When I got up this morning, the rain had quit, there was fog in the channel, and blue sky above the fog. Emailed the office to say I would be in in the afternoon, grabbed my cork boots and rain pants, stuffed my back pack with my plastic Costco nut jars, unplugged the car, and headed to my fiddlehead honey hole. Saw a couple deer on the way up the mountain. There was fog in the valley, but it looked like it would burn off as I headed across the muskeg. I passed either coyote or wolf scat that was solid deer deer hair as I headed down to the big creek. And a single skunk cabbage flower up in a little bowl of muskeg.
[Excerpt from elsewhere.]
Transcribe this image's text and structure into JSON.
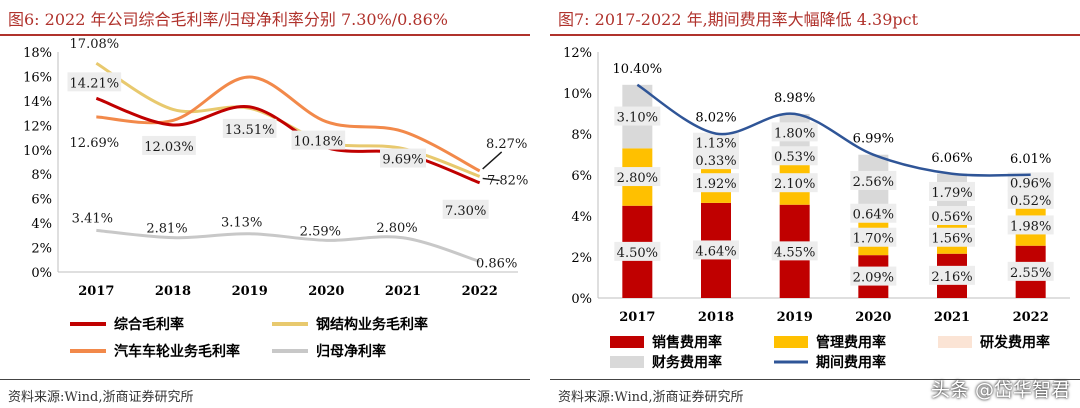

The rain had the creek running a bit high, so could not just cross in my rubber boots and walked down stream till I found a tree that had fallen across the river. Nice to have the corks (spikes) on the boots as I walked across an otherwise slippery log. The fiddleheads I saw down along the creek were already past picking. The devils club buds were pickable along the creek, but as I worked my way up the other side to the mountain side, the buds were too far out to pick. I started to worry I’d waited too long as I broke onto the open mountainside. I saw lots of fiddleheads already up and unfurled. As I looked closer, I saw the young fiddleheads I was looking for coming up alongside the ones already unfurled, and just had to train my eyes to look for the younger shoots. I filled up jar after jar. The fog burned off, and as the sun got higher, the hooters hooted from high up the hill.  It took about an hour to fill up my jars with fiddleheads. There were nettles and twisted stalk among the fiddleheads, but I left those for another day.
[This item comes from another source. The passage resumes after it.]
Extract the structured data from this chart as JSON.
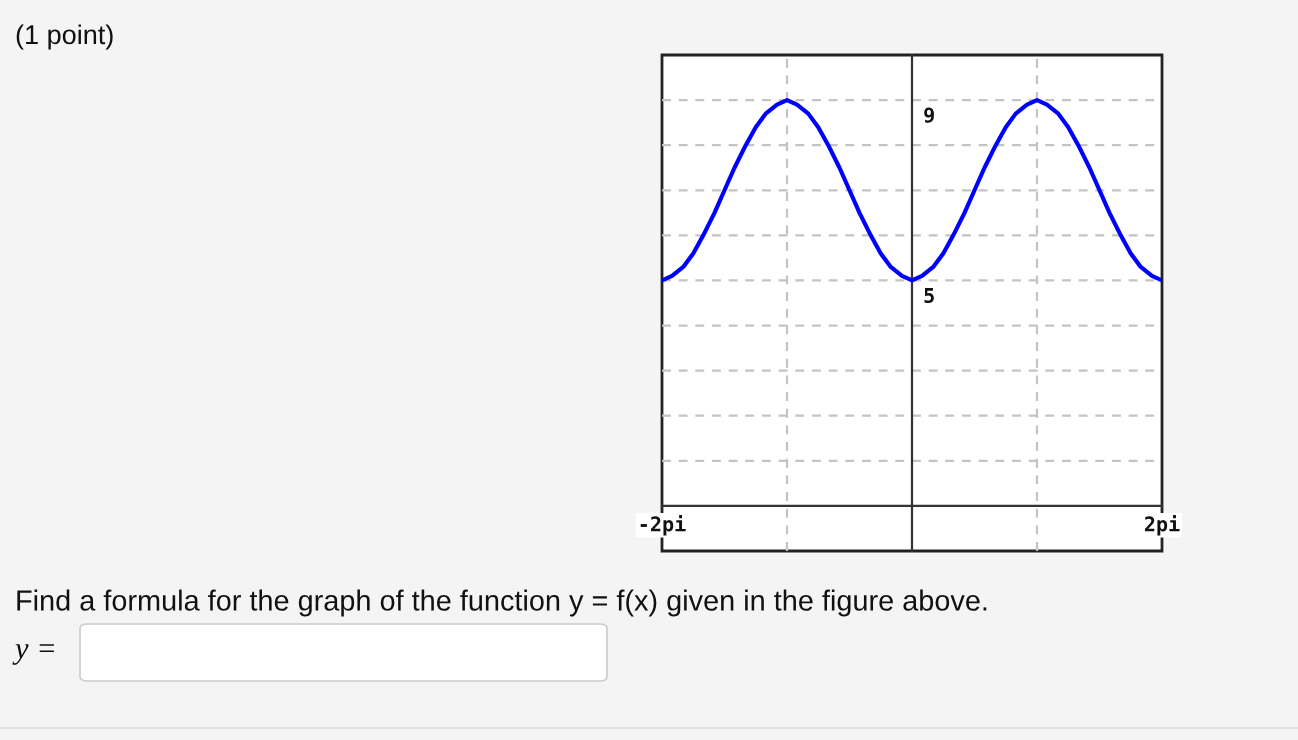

After work, I used the magic trick to clean the fiddleheads. Fill a pillow case a third full, tie an overhand knot in the case, and put in the clothes dryer on air fluff for 15 minutes. I put half of what I picked in the pillow case and into the dryer. As I got the second batch ready, I heard the clothes dryer thumping change rhythm.  I opened the door to check and. Uh oh. The knot came untied. The fiddleheads were in the dryer. Everywhere. And remarkably clean. I pulled out the fiddleheads into a bowl, and collected all the chaff I could out of the dryer. There was quite a bit left that was damp and stuck to the dryer drum. So, what’s a guy to do. I turned the clothes dryer back on, with the heat on, and presto.  Five minutes later the chaff had dried and I got the rest out with the vacuum hose. The second batch I tied multiple knots with a shoe string, and that one stayed tied without incident.
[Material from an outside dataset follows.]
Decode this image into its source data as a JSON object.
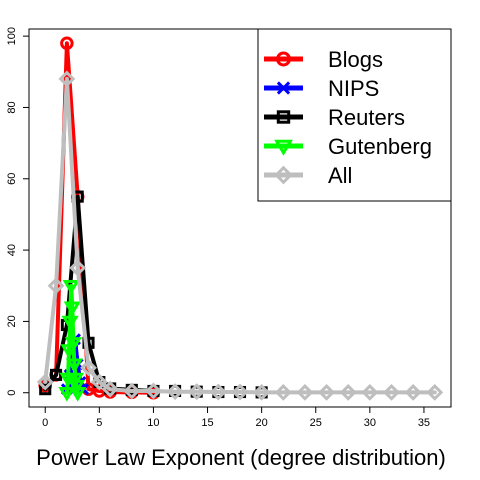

For dinner, I sauteed some fiddleheads, and use them and some moose sausage to top a pizza. Not bad.

Hunting in Wartime

I met a third participant of the Vietnam War documentary Hunting in Wartime this weekend.  Royal Hill.  I met him garage saling of all things.  Once you see this movie, you don’t forget the soldiers or their family members that participated in it.  I told him you don’t know me but thank you for participating in the movie.  It’s the most important movie of my life.  He spoke with me for another 15 or 20 minutes.  At first I think he was a little shy that someone recognized him from the movie, but as I spoke about the documentary and it’s effect on me, he warmed up to the conversation.  What I remember most is that he said after he returned from Vietnam, voting became his most important civic duty.  He said he studies every candidate closely to see which had the moral fortitude to do what was right. He doesn’t care what party they represent.   He said war should always be the very last option.  He talked about a recent movie on Iraq, Lone Survivor, which of course I haven’t seen.  He said he had a similar situation in Vietnam where a local kid saved his life and those in his platoon, and the kid was later killed and he still thinks about it. Although it’s not yet, apparently, a national treasure, the movie is playing here on KTOO TV and, I think, on  PBS stations across the country this coming Memorial Day Weekend, so I hope it will continue to draw a following and impact people like it has me.    If you happen to see this blog post, see if the movie is playing on your PBS station and try to be there to watch it.   It equals the PBS Vietnam series, in my opinion, because it’s as grass roots as it gets.